みんなボクと握手
最近、ピョン吉は時々オイラとカミさんの手をとり、握手させる。「仲良くしなさい」と。子供は寝ている間も周りで起こった事を少なからず理解しているんじゃなかろうか?うっすらと聞こえた言葉、口調…それが何について話していたのか?、実際に起こった事なのか夢の中なのか?そんな事わからなくったって何が大切なのかはちゃんと分かってる。
大人は、討論は好きだが、子供のように本能的に状況を把握する能力は低い。退化したか、もしくは変な理性が働いている。まったくもって鈍感で不便なのは大人の方なのだ。
我々夫婦は何回かピョン吉が寝静まった後、将来について話し合っている。それは将来の夢とか希望とかそういうのとは違い(含まれてもいるけど)、もっと現実的なこと。ローンの事とか、教育費の事とか、家族計画の事とか…いつも時間切れで最終結論まで至らないのだが、夫婦なので歯に衣着せぬというか、お互いの考えをぶつけ合う。
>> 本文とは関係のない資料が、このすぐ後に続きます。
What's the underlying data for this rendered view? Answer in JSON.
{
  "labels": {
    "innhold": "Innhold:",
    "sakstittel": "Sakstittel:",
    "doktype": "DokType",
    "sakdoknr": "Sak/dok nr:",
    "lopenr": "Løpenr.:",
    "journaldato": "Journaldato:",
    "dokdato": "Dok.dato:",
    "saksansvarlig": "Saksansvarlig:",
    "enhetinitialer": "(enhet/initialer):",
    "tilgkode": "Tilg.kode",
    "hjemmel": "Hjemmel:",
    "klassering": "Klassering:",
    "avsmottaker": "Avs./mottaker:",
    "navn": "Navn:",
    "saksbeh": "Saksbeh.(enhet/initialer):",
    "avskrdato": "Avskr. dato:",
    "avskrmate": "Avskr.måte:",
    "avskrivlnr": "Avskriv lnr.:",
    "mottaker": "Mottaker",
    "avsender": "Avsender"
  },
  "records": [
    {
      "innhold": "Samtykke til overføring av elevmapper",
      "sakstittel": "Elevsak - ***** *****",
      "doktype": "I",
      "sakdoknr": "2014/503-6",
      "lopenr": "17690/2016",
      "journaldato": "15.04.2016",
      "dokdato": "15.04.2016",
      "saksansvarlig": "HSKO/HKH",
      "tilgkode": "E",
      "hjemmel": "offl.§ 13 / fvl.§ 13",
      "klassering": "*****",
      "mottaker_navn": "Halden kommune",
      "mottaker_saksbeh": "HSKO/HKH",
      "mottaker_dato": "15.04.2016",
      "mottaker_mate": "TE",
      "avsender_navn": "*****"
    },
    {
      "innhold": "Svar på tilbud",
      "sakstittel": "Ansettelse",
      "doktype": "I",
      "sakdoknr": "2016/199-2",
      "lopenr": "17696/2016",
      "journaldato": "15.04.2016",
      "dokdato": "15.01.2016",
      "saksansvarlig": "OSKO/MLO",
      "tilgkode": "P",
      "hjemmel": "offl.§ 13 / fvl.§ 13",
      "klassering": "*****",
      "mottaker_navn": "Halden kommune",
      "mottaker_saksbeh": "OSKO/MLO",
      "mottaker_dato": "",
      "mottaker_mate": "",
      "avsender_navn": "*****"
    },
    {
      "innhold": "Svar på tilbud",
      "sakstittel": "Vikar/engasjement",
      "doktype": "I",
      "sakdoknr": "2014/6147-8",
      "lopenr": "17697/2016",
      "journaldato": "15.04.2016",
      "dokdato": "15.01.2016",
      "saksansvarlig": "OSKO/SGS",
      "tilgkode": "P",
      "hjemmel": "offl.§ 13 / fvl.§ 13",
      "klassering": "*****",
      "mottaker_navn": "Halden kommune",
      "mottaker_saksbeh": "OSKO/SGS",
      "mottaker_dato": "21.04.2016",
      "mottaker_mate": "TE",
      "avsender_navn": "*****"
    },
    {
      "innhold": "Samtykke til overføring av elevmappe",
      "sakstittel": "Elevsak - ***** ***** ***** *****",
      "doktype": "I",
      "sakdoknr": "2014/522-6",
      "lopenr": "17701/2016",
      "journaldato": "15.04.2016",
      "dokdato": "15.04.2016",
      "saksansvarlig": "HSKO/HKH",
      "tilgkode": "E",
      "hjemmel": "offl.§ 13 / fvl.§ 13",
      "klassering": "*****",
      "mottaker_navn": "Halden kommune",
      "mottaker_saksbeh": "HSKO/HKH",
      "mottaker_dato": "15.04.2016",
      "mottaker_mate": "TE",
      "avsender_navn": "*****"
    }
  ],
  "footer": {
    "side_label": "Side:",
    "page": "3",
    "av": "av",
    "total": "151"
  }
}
…それをピョン吉は「寝ながら聞いてる」んじゃなかろうか?なんとなくピョン吉の耳に、脳に入ってるんじゃなかろうか?だって握手させるようになったの、討論が激化してからだもの。
べつに大きな声を出したりはしていない。ピョン吉もぐっすりと寝たままだ。でも彼は聞いている。すまんかった。仲良くします。でもね、オイラ達べつにケンカしてるわけじゃないのよー。
ピョン吉はオイラとカミさんを握手させたあと、自分とも握手しろとせがむ。家族3人で握手する。ピョン吉は満足げに満面の笑みをうかべる。